Они шли быстро. Когда подошли к дому, навстречу выбежал мальчик. На нём была фуфайка до самой земли, на голове женский платок, а на ногах отрезки от валенок.

— Мама, что же ты так долго не приходила. Я уж думал, что ты совсем не придёшь.

— Ты что тут делаешь, ведь дождь, замёрз, наверное, весь промок…

— Да там этот пьяный ругается. Люся, он съел весь мой обед.

Михаил, войдя в дом, остановился: на столе, под столом пустые бутылки, остатки от трапезы – картофельные и яичные очистки. На кровати — пьяный мужик в одежде и грязной обуви. Храп его прерывался ругательствами, от которых ребёнок вздрагивал.

— Люся, они с другом пили тут. А сапоги твои он починил и отнёс Фёкле-самогонщице и весь керосин, теперь нечем будет примус разжечь.

Ванюшка называл девушку то Люсей, то мамой. Он плакал, размазывая слёзы грязными ручонками. Люся утешала его.

— Посмотри, что я тебе принесла.

— А что это?

— Это котлеты. Поешь, очень вкусно. Только откусывай понемногу и хорошо пережевывай, не торопись, а то живот заболит.

Михаилу хотелось взять этого пьяницу за шиворот и вышвырнуть вон из дома под дождь. Гнев, обида за этих двух сирот жгла сердце. Он подошёл к кровати: «Рядовой Сысоев, встать!».

Пётр пошевелился, открыл глаза, подумал, что приснилось, наверное: перед ним стоял майор. Глаза Петра округлились, он повёл взглядом кругом, увидел Люсю и Ваню. Нет, это не сон.

— Встать, кому сказано!

Пётр вскочил, вытянулся по стойке смирно.

— Где воевал? В каких войсках?

— Сталинград. Артиллерист я. Ранение получил за Волгой при переправе.

— Что же ты, солдат, не работаешь? Знаешь же, что война наделала, сколько всего разрушено, надо восстанавливать, поднимать хозяйство. Чей это дом?

— Её вот.

— А ты на каком основании здесь проживаешь? Снимаешь квартиру? И сколько платишь за аренду?

— Так ведь сын мой здесь живёт, вот и я с ним.

— Сын? Так что же ты, папашка, у сына еду забираешь? Прилип, как пиявка, к сироткам. Сын! Мне приходилось в войну освобождать наших детей из лагерей. Так вот они так же выглядели. Сын твой – узник? Одна кожа да кости, – Михаил разволновался, и всё больше и больше он выплёскивал на Петра свой гнев.

— Ну я же воевал, вот инвалид теперь.

— Ты за что воевал? Мы — за то, чтобы наши дети жили в мире и добре. Я заявлю в органы, чтобы с тебя сняли группу. Пить можешь – сможешь и работать. Люся напишет заявление, и тебя посадят за воровство.
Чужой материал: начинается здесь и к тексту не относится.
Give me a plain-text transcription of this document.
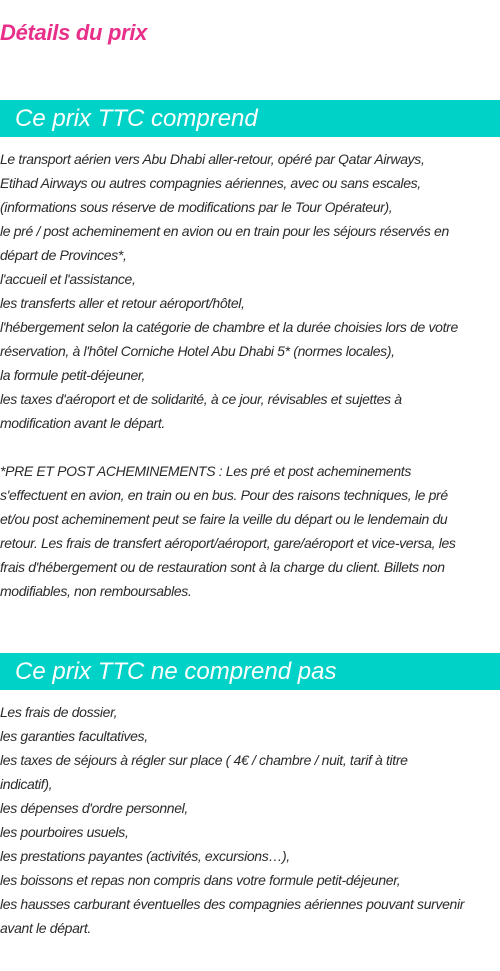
Détails du prix
Ce prix TTC comprend
Le transport aérien vers Abu Dhabi aller-retour, opéré par Qatar Airways,
Etihad Airways ou autres compagnies aériennes, avec ou sans escales,
(informations sous réserve de modifications par le Tour Opérateur),
le pré / post acheminement en avion ou en train pour les séjours réservés en
départ de Provinces*,
l'accueil et l'assistance,
les transferts aller et retour aéroport/hôtel,
l'hébergement selon la catégorie de chambre et la durée choisies lors de votre
réservation, à l'hôtel Corniche Hotel Abu Dhabi 5* (normes locales),
la formule petit-déjeuner,
les taxes d'aéroport et de solidarité, à ce jour, révisables et sujettes à
modification avant le départ.
*PRE ET POST ACHEMINEMENTS : Les pré et post acheminements
s'effectuent en avion, en train ou en bus. Pour des raisons techniques, le pré
et/ou post acheminement peut se faire la veille du départ ou le lendemain du
retour. Les frais de transfert aéroport/aéroport, gare/aéroport et vice-versa, les
frais d'hébergement ou de restauration sont à la charge du client. Billets non
modifiables, non remboursables.
Ce prix TTC ne comprend pas
Les frais de dossier,
les garanties facultatives,
les taxes de séjours à régler sur place ( 4€ / chambre / nuit, tarif à titre
indicatif),
les dépenses d'ordre personnel,
les pourboires usuels,
les prestations payantes (activités, excursions…),
les boissons et repas non compris dans votre formule petit-déjeuner,
les hausses carburant éventuelles des compagnies aériennes pouvant survenir
avant le départ.
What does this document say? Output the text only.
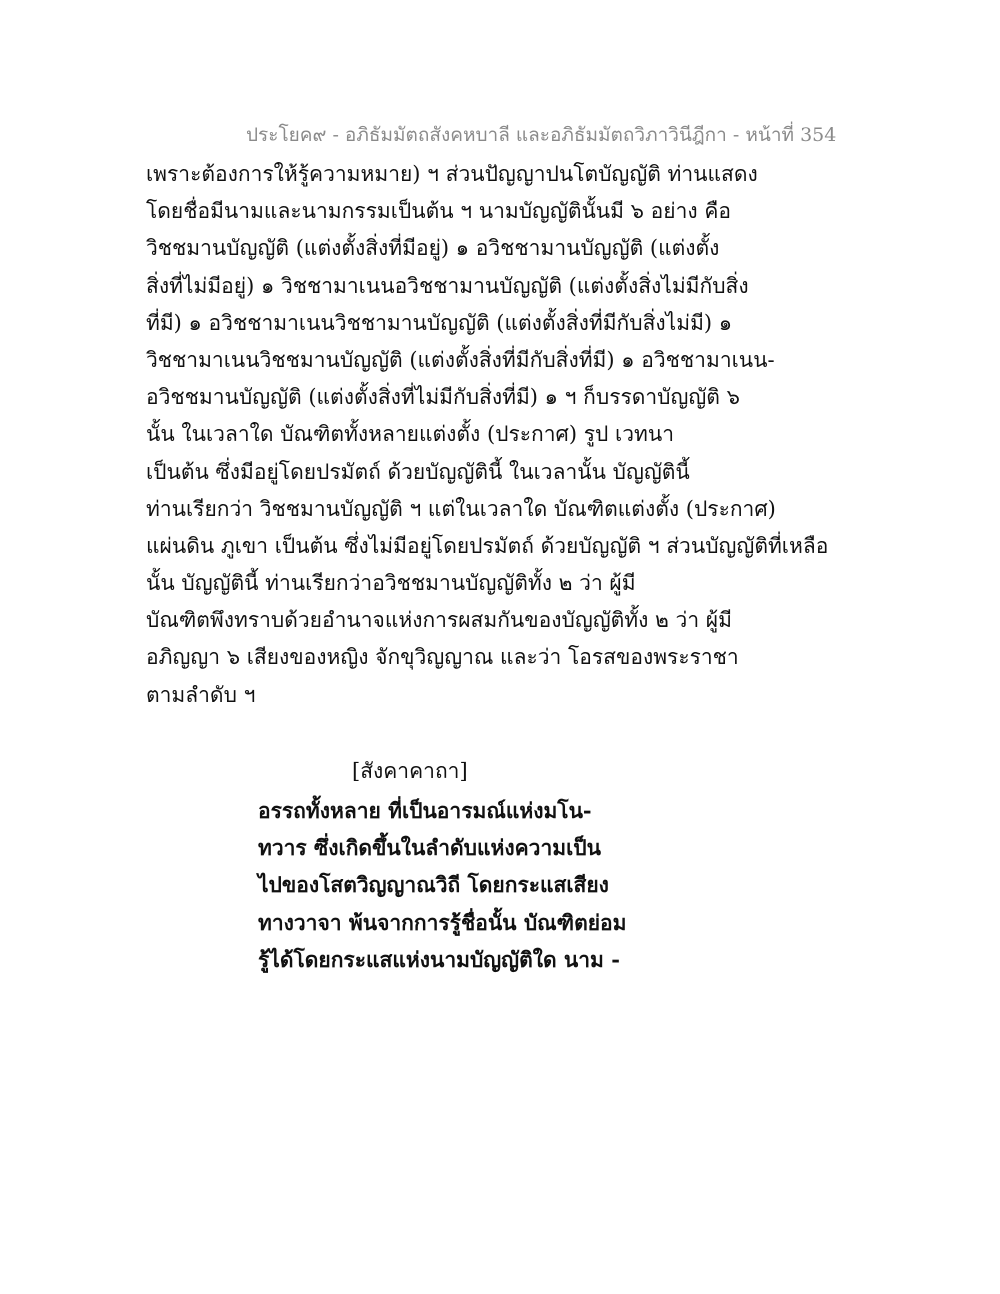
ประโยค๙ - อภิธัมมัตถสังคหบาลี และอภิธัมมัตถวิภาวินีฎีกา - หน้าที่ 354
เพราะต้องการให้รู้ความหมาย) ฯ ส่วนปัญญาปนโตบัญญัติ ท่านแสดง
โดยชื่อมีนามและนามกรรมเป็นต้น ฯ นามบัญญัตินั้นมี ๖ อย่าง คือ
วิชชมานบัญญัติ (แต่งตั้งสิ่งที่มีอยู่) ๑ อวิชชามานบัญญัติ (แต่งตั้ง
สิ่งที่ไม่มีอยู่) ๑ วิชชามาเนนอวิชชามานบัญญัติ (แต่งตั้งสิ่งไม่มีกับสิ่ง
ที่มี) ๑ อวิชชามาเนนวิชชามานบัญญัติ (แต่งตั้งสิ่งที่มีกับสิ่งไม่มี) ๑
วิชชามาเนนวิชชมานบัญญัติ (แต่งตั้งสิ่งที่มีกับสิ่งที่มี) ๑ อวิชชามาเนน-
อวิชชมานบัญญัติ (แต่งตั้งสิ่งที่ไม่มีกับสิ่งที่มี) ๑ ฯ ก็บรรดาบัญญัติ ๖
นั้น ในเวลาใด บัณฑิตทั้งหลายแต่งตั้ง (ประกาศ) รูป เวทนา
เป็นต้น ซึ่งมีอยู่โดยปรมัตถ์ ด้วยบัญญัตินี้ ในเวลานั้น บัญญัตินี้
ท่านเรียกว่า วิชชมานบัญญัติ ฯ แต่ในเวลาใด บัณฑิตแต่งตั้ง (ประกาศ)
แผ่นดิน ภูเขา เป็นต้น ซึ่งไม่มีอยู่โดยปรมัตถ์ ด้วยบัญญัติ ฯ ส่วนบัญญัติที่เหลือ
นั้น บัญญัตินี้ ท่านเรียกว่าอวิชชมานบัญญัติทั้ง ๒ ว่า ผู้มี
บัณฑิตพึงทราบด้วยอำนาจแห่งการผสมกันของบัญญัติทั้ง ๒ ว่า ผู้มี
อภิญญา ๖ เสียงของหญิง จักขุวิญญาณ และว่า โอรสของพระราชา
ตามลำดับ ฯ
[สังคาคาถา]
อรรถทั้งหลาย ที่เป็นอารมณ์แห่งมโน-
ทวาร ซึ่งเกิดขึ้นในลำดับแห่งความเป็น
ไปของโสตวิญญาณวิถี โดยกระแสเสียง
ทางวาจา พ้นจากการรู้ชื่อนั้น บัณฑิตย่อม
รู้ได้โดยกระแสแห่งนามบัญญัติใด นาม -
— Я всё исправлю, я изменюсь, я буду работать. До войны я кузнецом работал.

— Даю тебе три дня, всё проверю. Сапоги сегодня срочно верни, верни и всё, что пропил.

Пока Пётр ходил за сапогами, Михаил командовал:

— Люся, собери в узел всё, что считаешь нужным из одежды, документы. Я всё завтра заберу, а сейчас возьми только необходимое. Идти далеко, нести тяжело.

Ванюшку, завернули в одеяло, и Михаил нёс его на руках до самого дома. А дома мать с соседкой их уже ждали. Соседка-хохлушка, увидев Ваню, запричитала: «Ой, якой же ты, хлопец, худющий». Искупали, накормили и спать уложили. Шура принесла большую кружку взвара и пирожок с сухофруктами. Одели Ваню в пижамку — от внучка осталась. Миша ушёл спать в комнату Шуры. Люся, Ваня, мать и Шура немного поговорили и заснули.

Утром Миша сказал Люсе: «Я тебя сегодня же рассчитаю и все дела решу. Мама права: поедем к нам на Волгу. Элеватор – это не моё, буду просить, чтобы отпустили. Моё дело – машины, суда. Для этого я окончил институт».

Люся не возражала. После обеда он привёз и швейную машинку, и узел – всё приданое Люси. Женщины просмотрели всё богатство, и работа началась. Оказывается, Люся хорошо шила и умела кроить – мама научила. Первым делом надо было одеть Ваню. Из большой фуфайки она сшила ему фуфаечку с боковыми прорезными карманами, из рубашки своего отца — рубашку по размеру. Шура связала тёплую шапку, принесла валенки от внуков, а Миша подарил настоящую пилотку со звездой и купил парню ботинки. Что-то перешили, подогнали и Люсе, так, на первый случай, из одежды Шуриной невестки. Миша купил ей туфли, хотя и ношенные, но вполне добротные, и отрез на платье. В нём она и расписалась с Михаилом.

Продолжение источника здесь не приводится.